Courtney Baker, who handles local scholarships for students Uniontown Area High School, said she has seen a low interest with student applicants for all scholarships this year.
“Since many seniors are taking advantage of the remote learning option, that personal interaction is lost, and it’s been difficult to connect with them this year,” said Baker, who is also the librarian and gifted support teacher at the high school.
Baker said it could also be that students may not have the confidence that they could win a scholarship, uncertainties during an uncertain school year or they may not want to do the work, which, she added, is minimal — and totally worth it for the potential outcome.
“Students should definitely pursue scholarships” she said. “It costs nothing but their time to apply.”
She said while the scholarships vary in amount, every bit helps to ease the financial burden of tuition and student debt.
“I’ve known students who planned to work during college but didn’t have to because of the scholarships they earned,” Baker said. “Instead of working nights and weekends, they were able to focus on their studies or take advantage of student organizations and intramural sports.”
The criteria for the Ken G. Glozer Advanced Vocational Training Scholarship includes attending high school at Uniontown Area High School, using the scholarship money at an institution that provides advanced vocational training, displaying special talent or interest in a particular field of study or activity, completing an application that includes a brief essay and having and maintaining a GPA of at least a 2.0.
Baker said one reason for the low interest is Glozer’s scholarship as well as other scholarships is the fact that they target a specific group of students, so the number of students that are eligible are fewer than ones going to a four-year university.
“In general, it seems that trade/tech schools are under-represented and not promoted as much as traditional colleges, so I hope his scholarship draws more attention to those opportunities,” Baker said. “College is not for everyone, so these schools are often a good fit for the students who need additional education but don’t want to commit to another four years.”
“There is a slightly lower interest for Ken’s scholarship, but there are also not as many students eligible,” she said. “Perhaps those students that are eligible, (going to a trade/tech school or community college) just don’t think they are scholarship worthy, which is certainly not the case.”
Renee Couser, the executive director with the Community Foundation of Fayette County (CFFC), said they have not seen a decrease in the overall number of applications for the many scholarships they administer.
She said over 1,000 scholarship applications were submitted for the 2021-2022 school year. The CFFC recently started using software to help streamline the process by positing an eligibility quiz that matched students to the scholarship for which they’re qualified.
“By answering a few simple questions, students saw a list of scholarships that they qualified for, instead of having to read over 50 scholarship descriptions,” Couser said. “This was a significant time saver for the students.”

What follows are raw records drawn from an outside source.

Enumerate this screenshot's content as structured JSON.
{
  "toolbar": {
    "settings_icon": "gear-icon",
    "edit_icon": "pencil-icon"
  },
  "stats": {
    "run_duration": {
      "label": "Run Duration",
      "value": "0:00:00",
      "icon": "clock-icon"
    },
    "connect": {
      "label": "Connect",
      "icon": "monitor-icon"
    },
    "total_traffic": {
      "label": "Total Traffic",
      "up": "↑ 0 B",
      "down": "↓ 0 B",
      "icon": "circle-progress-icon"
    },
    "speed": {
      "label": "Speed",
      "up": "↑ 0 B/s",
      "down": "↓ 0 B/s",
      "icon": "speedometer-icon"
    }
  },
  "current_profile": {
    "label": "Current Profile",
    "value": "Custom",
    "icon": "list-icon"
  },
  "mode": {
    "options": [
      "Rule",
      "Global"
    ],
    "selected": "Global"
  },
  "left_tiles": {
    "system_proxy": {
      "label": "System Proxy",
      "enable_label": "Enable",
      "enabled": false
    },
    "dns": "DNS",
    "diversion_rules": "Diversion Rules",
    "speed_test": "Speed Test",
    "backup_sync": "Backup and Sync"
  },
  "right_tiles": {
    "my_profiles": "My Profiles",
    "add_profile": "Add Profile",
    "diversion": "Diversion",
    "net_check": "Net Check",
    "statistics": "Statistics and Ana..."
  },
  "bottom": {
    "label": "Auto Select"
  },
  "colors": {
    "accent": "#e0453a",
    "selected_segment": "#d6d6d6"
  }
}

She added that CFFC relies on the guidance counselors, teachers and administrators to be their liaisons for getting students interested in applying for scholarships.
“They are our ‘boots on the ground’ and serve as a great resource to both CFFC and to the students,” Couser said. “But ultimately, it’s up to the student to do their research and to pursue the scholarship opportunities that CFFC offers.”
Couser said there have been instances where the scholarship criteria is very specific, and therefore, limits the number of applicants.
Glozer said if his scholarship program is successful during the five-year test period, he plans to set up a trust with $100,000 of funding to enable a $5,000 annual grant award for the foreseeable future.